IL VALORE DA ATTRIBUIRE AI BENI DA DIVIDERE
Quando il defunto abbia lasciato beni immobili, risulta più difficile attribuire loro un valore che sia condiviso da ciascun erede. Se manca una valutazione condivisa da tutti gli eredi, è consigliabile eseguire una perizia di stima degli immobili, allo scopo di individuare il valore commerciale degli stessi. Il momento cui si deve riferire la valutazione è quello della divisione ereditaria stessa. Se l’immobile da dividere è uno solo, il relativo valore economico farà da parametro per individuare la somma di denaro che uno degli eredi dovrà pagare per liquidare la quota del coerede, qualora voglia diventare unico proprietario dell’immobile escludendo l’altro. Qualora nessuno degli eredi volesse ricevere in assegnazione il bene, l’immobile dovrà essere venduto a terzi, o attraverso una procedura volontaria, oppure con un’asta giudiziaria. Se invece ci sono più immobili, i relativi valori commerciali saranno messi a confronto per formare dei lotti da assegnare a ciascun erede: le eventuali differenze di valore saranno oggetto di conguaglio in denaro.
IL DISACCORDO TRA GLI EREDI
Non è affatto raro che uno degli eredi contesti il valore dei beni assegnato da un altro, a seconda della convenienza personale. La difficoltà di trovare un accordo sul valore degli immobili è insita nella natura stessa dell’operazione divisionale, che deve comporre interessi spesso contrastanti, in quanto se taluno degli eredi ha interesse ad acquistare l’altrui quota, spera di farlo a un prezzo basso, mentre dall’altra parte chi ha interesse a vendere la sua quota confida in una valutazione superiore. Il disaccordo può coinvolgere anche l’aspetto della gestione del bene, relativamente alla contribuzione cui tutti sono tenuti rispetto alle spese di manutenzione dei beni.
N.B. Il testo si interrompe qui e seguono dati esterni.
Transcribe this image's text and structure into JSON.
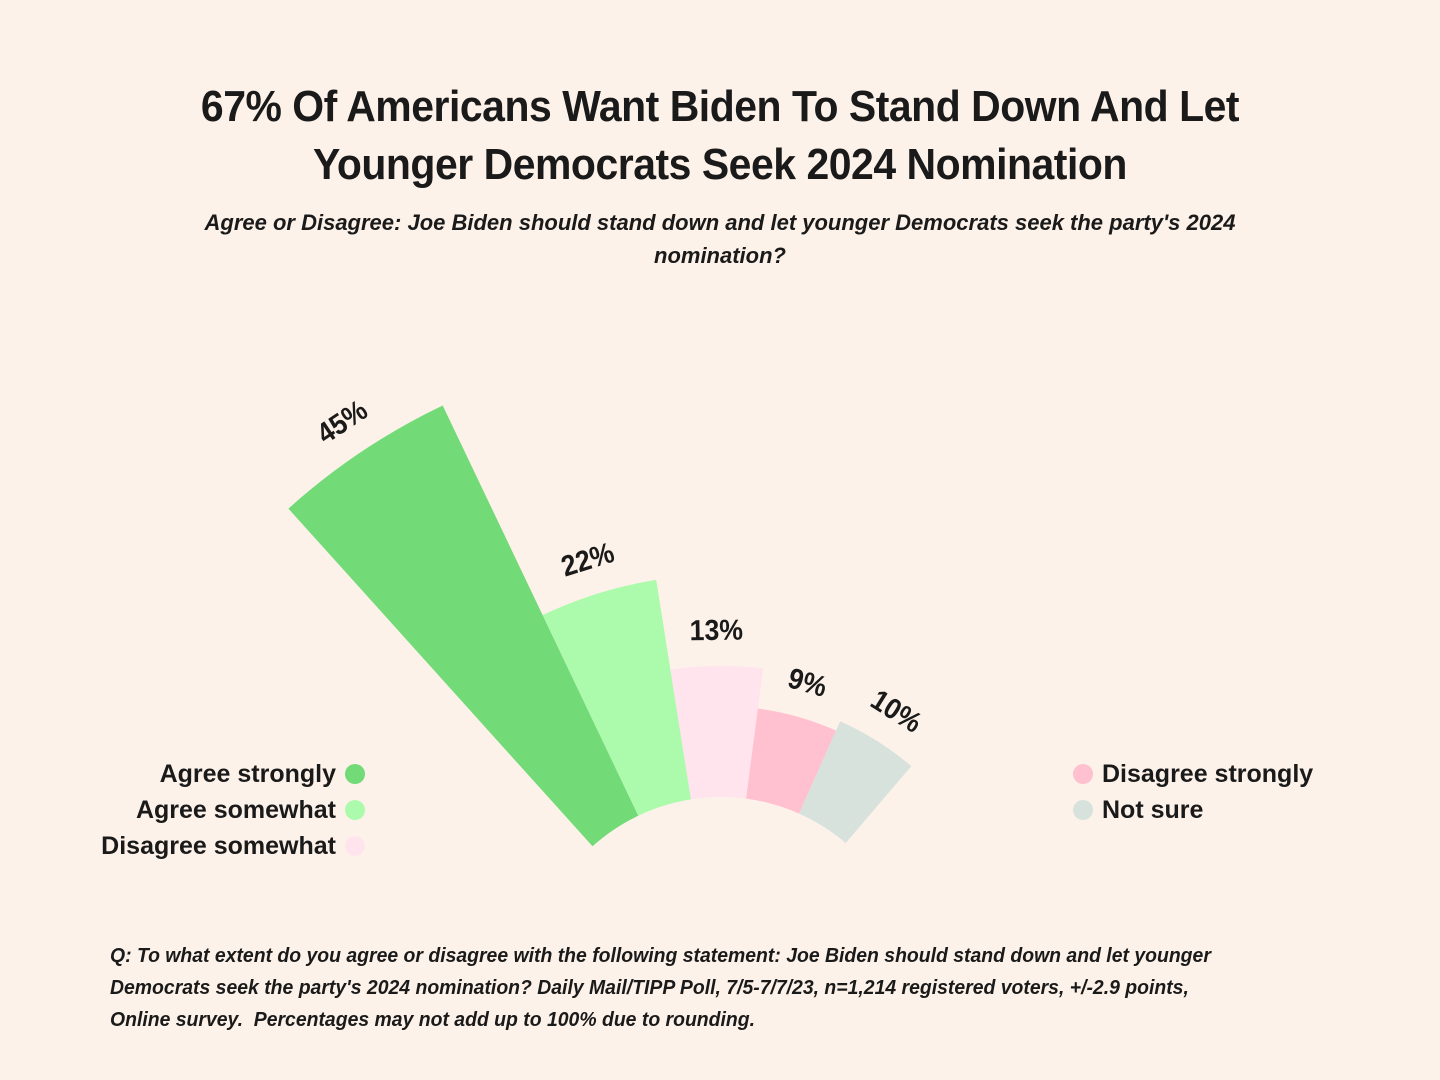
{
  "background_color": "#FDF2E9",
  "text_color": "#1a1a1a",
  "header": {
    "title_lines": [
      "67% Of Americans Want Biden To Stand Down And Let",
      "Younger Democrats Seek 2024 Nomination"
    ],
    "subtitle_lines": [
      "Agree or Disagree: Joe Biden should stand down and let younger Democrats seek the party's 2024",
      "nomination?"
    ]
  },
  "chart_data": {
    "type": "fan-rose",
    "description": "Five wedges fanning out from a common hub at bottom center; wedge radius proportional to value; ordered clockwise from upper-left",
    "categories": [
      "Agree strongly",
      "Agree somewhat",
      "Disagree somewhat",
      "Disagree strongly",
      "Not sure"
    ],
    "values": [
      45,
      22,
      13,
      9,
      10
    ],
    "labels": [
      "45%",
      "22%",
      "13%",
      "9%",
      "10%"
    ],
    "colors": [
      "#72DB78",
      "#ACFAAB",
      "#FFE4ED",
      "#FFC0CF",
      "#D7E2DC"
    ],
    "unit": "%",
    "grid": false,
    "legend_position": "bottom, split left and right of the fan hub"
  },
  "legend": {
    "left": [
      {
        "label": "Agree strongly",
        "color": "#72DB78"
      },
      {
        "label": "Agree somewhat",
        "color": "#ACFAAB"
      },
      {
        "label": "Disagree somewhat",
        "color": "#FFE4ED"
      }
    ],
    "right": [
      {
        "label": "Disagree strongly",
        "color": "#FFC0CF"
      },
      {
        "label": "Not sure",
        "color": "#D7E2DC"
      }
    ]
  },
  "footer": {
    "lines": [
      "Q: To what extent do you agree or disagree with the following statement: Joe Biden should stand down and let younger",
      "Democrats seek the party's 2024 nomination? Daily Mail/TIPP Poll, 7/5-7/7/23, n=1,214 registered voters, +/-2.9 points,",
      "Online survey.  Percentages may not add up to 100% due to rounding."
    ]
  }
}
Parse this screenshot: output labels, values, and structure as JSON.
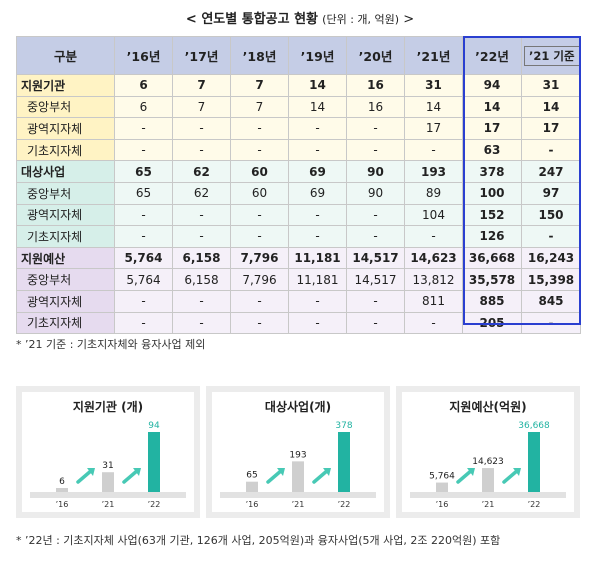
{
  "title": {
    "main": "< 연도별 통합공고 현황",
    "unit": "(단위 : 개, 억원)",
    "end": ">"
  },
  "table": {
    "headers": [
      "구분",
      "’16년",
      "’17년",
      "’18년",
      "’19년",
      "’20년",
      "’21년",
      "’22년",
      "’21 기준"
    ],
    "sections": [
      {
        "name": "지원기관",
        "values": [
          "6",
          "7",
          "7",
          "14",
          "16",
          "31",
          "94",
          "31"
        ],
        "subs": [
          {
            "name": "중앙부처",
            "values": [
              "6",
              "7",
              "7",
              "14",
              "16",
              "14",
              "14",
              "14"
            ]
          },
          {
            "name": "광역지자체",
            "values": [
              "-",
              "-",
              "-",
              "-",
              "-",
              "17",
              "17",
              "17"
            ]
          },
          {
            "name": "기초지자체",
            "values": [
              "-",
              "-",
              "-",
              "-",
              "-",
              "-",
              "63",
              "-"
            ]
          }
        ]
      },
      {
        "name": "대상사업",
        "values": [
          "65",
          "62",
          "60",
          "69",
          "90",
          "193",
          "378",
          "247"
        ],
        "subs": [
          {
            "name": "중앙부처",
            "values": [
              "65",
              "62",
              "60",
              "69",
              "90",
              "89",
              "100",
              "97"
            ]
          },
          {
            "name": "광역지자체",
            "values": [
              "-",
              "-",
              "-",
              "-",
              "-",
              "104",
              "152",
              "150"
            ]
          },
          {
            "name": "기초지자체",
            "values": [
              "-",
              "-",
              "-",
              "-",
              "-",
              "-",
              "126",
              "-"
            ]
          }
        ]
      },
      {
        "name": "지원예산",
        "values": [
          "5,764",
          "6,158",
          "7,796",
          "11,181",
          "14,517",
          "14,623",
          "36,668",
          "16,243"
        ],
        "subs": [
          {
            "name": "중앙부처",
            "values": [
              "5,764",
              "6,158",
              "7,796",
              "11,181",
              "14,517",
              "13,812",
              "35,578",
              "15,398"
            ]
          },
          {
            "name": "광역지자체",
            "values": [
              "-",
              "-",
              "-",
              "-",
              "-",
              "811",
              "885",
              "845"
            ]
          },
          {
            "name": "기초지자체",
            "values": [
              "-",
              "-",
              "-",
              "-",
              "-",
              "-",
              "205",
              "-"
            ]
          }
        ]
      }
    ]
  },
  "note1": "* ’21 기준 : 기초지자체와 융자사업 제외",
  "note2": "* ’22년 : 기초지자체 사업(63개 기관, 126개 사업, 205억원)과 융자사업(5개 사업, 2조 220억원) 포함",
  "colors": {
    "header": "#c5cde6",
    "sec1": "#fff3c4",
    "sec2": "#d6efe9",
    "sec3": "#e6dbef",
    "highlight": "#2a3fd0",
    "teal": "#22b3a2",
    "gray_bar": "#cfcfcf"
  },
  "chart_data": [
    {
      "type": "bar",
      "title": "지원기관 (개)",
      "categories": [
        "’16",
        "’21",
        "’22"
      ],
      "values": [
        6,
        31,
        94
      ],
      "labels": [
        "6",
        "31",
        "94"
      ]
    },
    {
      "type": "bar",
      "title": "대상사업(개)",
      "categories": [
        "’16",
        "’21",
        "’22"
      ],
      "values": [
        65,
        193,
        378
      ],
      "labels": [
        "65",
        "193",
        "378"
      ]
    },
    {
      "type": "bar",
      "title": "지원예산(억원)",
      "categories": [
        "’16",
        "’21",
        "’22"
      ],
      "values": [
        5764,
        14623,
        36668
      ],
      "labels": [
        "5,764",
        "14,623",
        "36,668"
      ]
    }
  ]
}
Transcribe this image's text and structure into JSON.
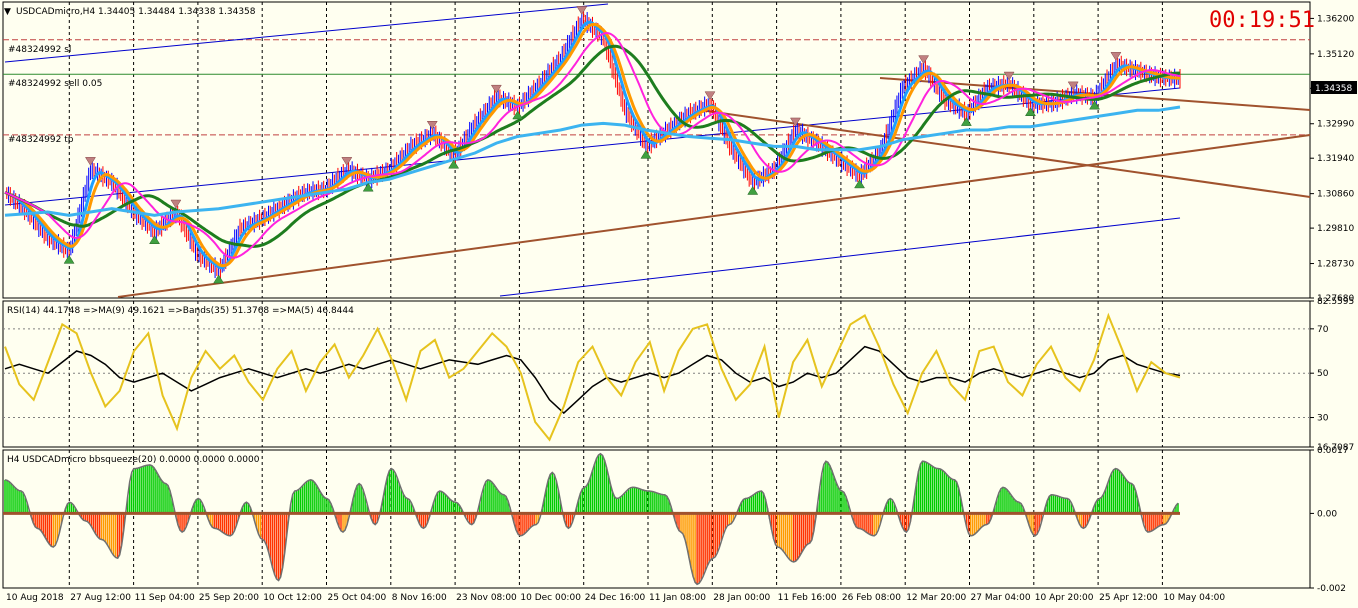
{
  "window": {
    "main_title": "USDCADmicro,H4  1.34405 1.34484 1.34338 1.34358",
    "countdown": "00:19:51"
  },
  "order_lines": {
    "sl_label": "#48324992 sl",
    "entry_label": "#48324992 sell 0.05",
    "tp_label": "#48324992 tp"
  },
  "colors": {
    "background": "#fffff0",
    "price_up": "#0000ff",
    "price_down": "#ff0000",
    "ma_fast": "#1ea0ff",
    "ma_orange": "#ff9900",
    "ma_green": "#1e7d1e",
    "ma_magenta": "#ff22dd",
    "ma_slow": "#3cb4f0",
    "channel": "#0000cc",
    "trendline": "#a0522d",
    "order_line": "#a0522d",
    "rsi": "#e6c31e",
    "rsi_ma": "#000000",
    "squeeze_up": "#00cc00",
    "squeeze_down": "#ff3300",
    "squeeze_weak": "#ff9900",
    "countdown": "#e00000"
  },
  "chart_data": [
    {
      "type": "line",
      "title": "USDCADmicro,H4  1.34405 1.34484 1.34338 1.34358",
      "y_ticks": [
        "1.36200",
        "1.35120",
        "1.34070",
        "1.32990",
        "1.31940",
        "1.30860",
        "1.29810",
        "1.28730",
        "1.27680"
      ],
      "ylim": [
        1.2768,
        1.367
      ],
      "current_price": "1.34358",
      "order_levels": {
        "sl": 1.3555,
        "entry": 1.345,
        "tp": 1.3265
      },
      "x_ticks": [
        "10 Aug 2018",
        "27 Aug 12:00",
        "11 Sep 04:00",
        "25 Sep 20:00",
        "10 Oct 12:00",
        "25 Oct 04:00",
        "8 Nov 16:00",
        "23 Nov 08:00",
        "10 Dec 00:00",
        "24 Dec 16:00",
        "11 Jan 08:00",
        "28 Jan 00:00",
        "11 Feb 16:00",
        "26 Feb 08:00",
        "12 Mar 20:00",
        "27 Mar 04:00",
        "10 Apr 20:00",
        "25 Apr 12:00",
        "10 May 04:00"
      ],
      "series": [
        {
          "values": [
            1.309,
            1.303,
            1.295,
            1.291,
            1.316,
            1.312,
            1.303,
            1.297,
            1.303,
            1.29,
            1.285,
            1.298,
            1.301,
            1.305,
            1.309,
            1.31,
            1.316,
            1.313,
            1.316,
            1.323,
            1.327,
            1.32,
            1.33,
            1.338,
            1.335,
            1.342,
            1.35,
            1.362,
            1.356,
            1.334,
            1.323,
            1.328,
            1.333,
            1.336,
            1.322,
            1.312,
            1.316,
            1.328,
            1.324,
            1.319,
            1.314,
            1.322,
            1.341,
            1.347,
            1.337,
            1.333,
            1.341,
            1.342,
            1.336,
            1.336,
            1.339,
            1.338,
            1.348,
            1.346,
            1.344,
            1.3436
          ]
        },
        {
          "values": [
            1.302,
            1.3025,
            1.303,
            1.302,
            1.303,
            1.304,
            1.303,
            1.302,
            1.303,
            1.3035,
            1.304,
            1.305,
            1.306,
            1.307,
            1.308,
            1.309,
            1.31,
            1.312,
            1.313,
            1.315,
            1.317,
            1.319,
            1.321,
            1.324,
            1.326,
            1.327,
            1.328,
            1.3295,
            1.33,
            1.3295,
            1.328,
            1.327,
            1.326,
            1.3255,
            1.325,
            1.324,
            1.323,
            1.323,
            1.322,
            1.322,
            1.322,
            1.323,
            1.325,
            1.326,
            1.327,
            1.328,
            1.328,
            1.329,
            1.329,
            1.33,
            1.331,
            1.332,
            1.333,
            1.334,
            1.334,
            1.335
          ]
        }
      ]
    },
    {
      "type": "line",
      "title": "RSI(14) 44.1748  =>MA(9) 49.1621  =>Bands(35) 51.3768  =>MA(5) 46.8444",
      "y_ticks": [
        "82.5595",
        "70",
        "50",
        "30",
        "16.7087"
      ],
      "ylim": [
        16.7087,
        82.5595
      ],
      "levels": [
        70,
        50,
        30
      ],
      "series": [
        {
          "values": [
            62,
            45,
            38,
            55,
            72,
            68,
            50,
            35,
            42,
            60,
            68,
            40,
            25,
            48,
            60,
            52,
            58,
            46,
            38,
            52,
            60,
            42,
            55,
            63,
            48,
            58,
            70,
            56,
            38,
            60,
            65,
            48,
            52,
            60,
            68,
            62,
            50,
            28,
            20,
            35,
            55,
            62,
            48,
            40,
            55,
            64,
            42,
            60,
            70,
            72,
            52,
            38,
            45,
            62,
            30,
            55,
            65,
            44,
            58,
            72,
            76,
            62,
            45,
            32,
            50,
            60,
            45,
            38,
            60,
            62,
            46,
            40,
            54,
            62,
            48,
            42,
            56,
            76,
            60,
            42,
            55,
            50,
            48
          ]
        },
        {
          "values": [
            52,
            54,
            52,
            50,
            55,
            60,
            58,
            54,
            48,
            46,
            48,
            50,
            46,
            42,
            45,
            48,
            50,
            52,
            50,
            48,
            50,
            52,
            50,
            52,
            54,
            52,
            54,
            56,
            54,
            52,
            54,
            56,
            55,
            54,
            56,
            58,
            56,
            48,
            38,
            32,
            38,
            44,
            48,
            46,
            48,
            50,
            48,
            50,
            54,
            58,
            56,
            50,
            46,
            48,
            44,
            46,
            50,
            48,
            50,
            56,
            62,
            60,
            54,
            48,
            46,
            48,
            48,
            46,
            50,
            52,
            50,
            48,
            50,
            52,
            50,
            48,
            50,
            56,
            58,
            54,
            52,
            50,
            49
          ]
        }
      ]
    },
    {
      "type": "bar",
      "title": "H4 USDCADmicro bbsqueeze(20) 0.0000 0.0000 0.0000",
      "y_ticks": [
        "0.0017",
        "0.00",
        "-0.002"
      ],
      "ylim": [
        -0.002,
        0.0017
      ],
      "values": [
        0.0009,
        0.0006,
        -0.0004,
        -0.0009,
        0.0003,
        -0.0002,
        -0.0007,
        -0.0012,
        0.0012,
        0.0013,
        0.0008,
        -0.0005,
        0.0004,
        -0.0004,
        -0.0006,
        0.0003,
        -0.0007,
        -0.0018,
        0.0006,
        0.0009,
        0.0004,
        -0.0005,
        0.0008,
        -0.0003,
        0.0012,
        0.0004,
        -0.0004,
        0.0006,
        0.0003,
        -0.0003,
        0.0009,
        0.0005,
        -0.0006,
        -0.0003,
        0.0011,
        -0.0004,
        0.0007,
        0.0016,
        0.0004,
        0.0007,
        0.0006,
        0.0005,
        -0.0005,
        -0.0019,
        -0.0012,
        -0.0003,
        0.0004,
        0.0006,
        -0.0009,
        -0.0013,
        -0.0008,
        0.0014,
        0.0006,
        -0.0004,
        -0.0006,
        0.0004,
        -0.0005,
        0.0014,
        0.0012,
        0.0009,
        -0.0006,
        -0.0003,
        0.0007,
        0.0003,
        -0.0006,
        0.0005,
        0.0004,
        -0.0004,
        0.0004,
        0.0012,
        0.0008,
        -0.0005,
        -0.0003,
        0.0003
      ]
    }
  ]
}
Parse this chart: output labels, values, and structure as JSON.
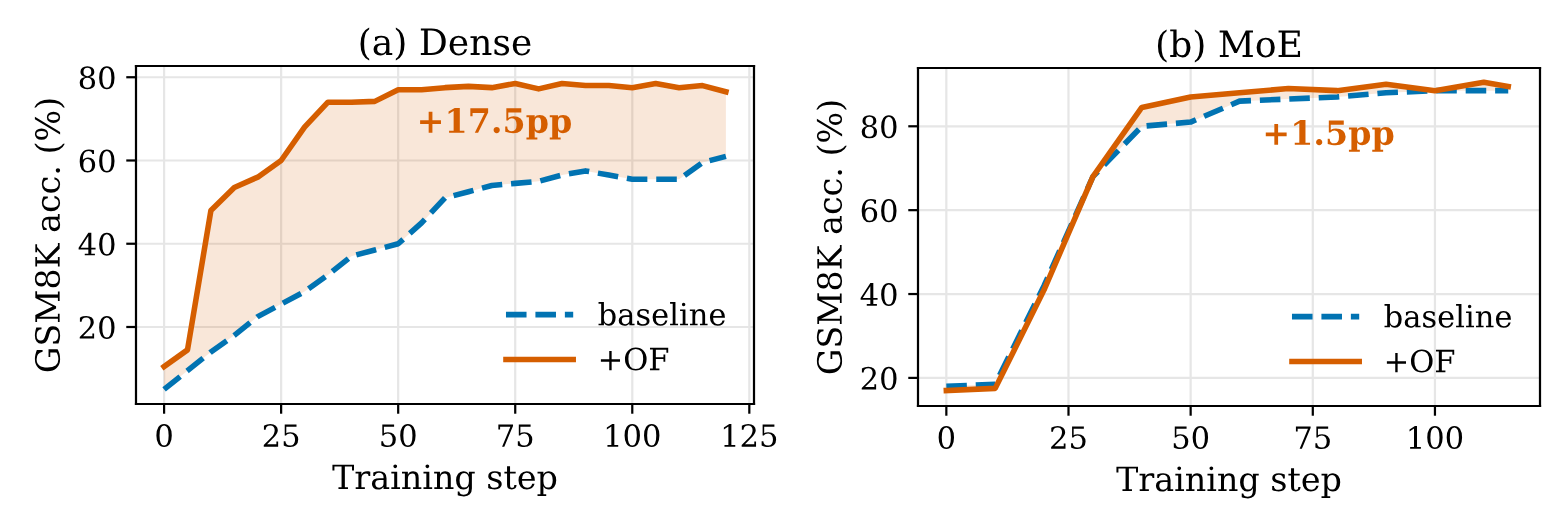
{
  "chart_data": [
    {
      "type": "line",
      "title": "(a) Dense",
      "xlabel": "Training step",
      "ylabel": "GSM8K acc. (%)",
      "xlim": [
        -6,
        126
      ],
      "xticks": [
        0,
        25,
        50,
        75,
        100,
        125
      ],
      "ylim": [
        1.5,
        82.7
      ],
      "yticks": [
        20,
        40,
        60,
        80
      ],
      "grid": true,
      "legend": "bottom right",
      "marker": "none",
      "annotations": [
        "+17.5pp"
      ],
      "x": [
        0,
        5,
        10,
        15,
        20,
        25,
        30,
        35,
        40,
        45,
        50,
        55,
        60,
        65,
        70,
        75,
        80,
        85,
        90,
        95,
        100,
        105,
        110,
        115,
        120
      ],
      "series": [
        {
          "name": "baseline",
          "color": "#0173b2",
          "line_style": "dashed",
          "values": [
            5,
            9.5,
            14,
            18,
            22.5,
            25.5,
            28.5,
            32.5,
            37,
            38.5,
            40,
            45,
            51,
            52.5,
            54,
            54.5,
            55,
            56.5,
            57.5,
            56.5,
            55.5,
            55.5,
            55.5,
            59.5,
            61
          ]
        },
        {
          "name": "+OF",
          "color": "#d55e00",
          "line_style": "solid",
          "values": [
            10.5,
            14.5,
            48,
            53.5,
            56,
            60,
            68,
            74,
            74,
            74.2,
            77,
            77,
            77.5,
            77.8,
            77.5,
            78.5,
            77.2,
            78.5,
            78,
            78,
            77.5,
            78.5,
            77.5,
            78,
            76.5
          ],
          "lower": [
            5,
            9.5,
            14,
            18,
            22.5,
            25.5,
            28.5,
            32.5,
            37,
            38.5,
            40,
            45,
            51,
            52.5,
            54,
            54.5,
            55,
            56.5,
            57.5,
            56.5,
            55.5,
            55.5,
            55.5,
            59.5,
            61
          ],
          "upper": [
            10.5,
            14.5,
            48,
            53.5,
            56,
            60,
            68,
            74,
            74,
            74.2,
            77,
            77,
            77.5,
            77.8,
            77.5,
            78.5,
            77.2,
            78.5,
            78,
            78,
            77.5,
            78.5,
            77.5,
            78,
            76.5
          ]
        }
      ]
    },
    {
      "type": "line",
      "title": "(b) MoE",
      "xlabel": "Training step",
      "ylabel": "GSM8K acc. (%)",
      "xlim": [
        -5.8,
        121.5
      ],
      "xticks": [
        0,
        25,
        50,
        75,
        100
      ],
      "ylim": [
        13.3,
        93.9
      ],
      "yticks": [
        20,
        40,
        60,
        80
      ],
      "grid": true,
      "legend": "bottom right",
      "marker": "none",
      "annotations": [
        "+1.5pp"
      ],
      "x": [
        0,
        10,
        20,
        30,
        40,
        50,
        60,
        70,
        80,
        90,
        100,
        110,
        115
      ],
      "series": [
        {
          "name": "baseline",
          "color": "#0173b2",
          "line_style": "dashed",
          "values": [
            18,
            18.5,
            42,
            68,
            80,
            81,
            86,
            86.5,
            87,
            88,
            88.5,
            88.5,
            88.5
          ]
        },
        {
          "name": "+OF",
          "color": "#d55e00",
          "line_style": "solid",
          "values": [
            17,
            17.5,
            41,
            68,
            84.5,
            87,
            88,
            89,
            88.5,
            90,
            88.5,
            90.5,
            89.5
          ],
          "lower": [
            18,
            18.5,
            42,
            68,
            80,
            81,
            86,
            86.5,
            87,
            88,
            88.5,
            88.5,
            88.5
          ],
          "upper": [
            17,
            17.5,
            41,
            68,
            84.5,
            87,
            88,
            89,
            88.5,
            90,
            88.5,
            90.5,
            89.5
          ]
        }
      ]
    }
  ]
}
Ma può interessare anche l’aspetto del possesso dei beni, perché molto spesso almeno un immobile è goduto esclusivamente da uno degli eredi, senza la possibilità di fatto per gli altri di fare altrettanto o di mettere a reddito il bene, offrendolo in locazione a terzi. In tutti questi casi, in difetto di accordo, si dovrà iniziare una causa di divisione, che è l’unica soluzione che porterà sicuramente a un risultato utile per il coerede che intenda porre fine alla situazione di promiscuità dei beni caduti in successione.
DIFFERENZA CON LA DIVISIONE DI IMMOBILI
L’istituto della divisione ereditaria differisce da quello della divisione ordinaria, chiamata anche divisione immobiliare, in quanto la prima ha ad oggetto l’intero patrimonio del defunto, mentre la seconda agisce su un singolo bene. Ciò che invece accomuna le due situazioni è la comproprietà, per cui i problemi pratici che sorgono nelle due ipotesi sono simili, perché di solito riguardano la difficoltà di gestione in comune dei beni e la pretesa di uno o più eredi di ottenere la proprietà esclusiva per poter vendere il bene o goderne senza l’interferenza altrui (specie per la ritrosia a corrispondere i contributi per le spese comuni).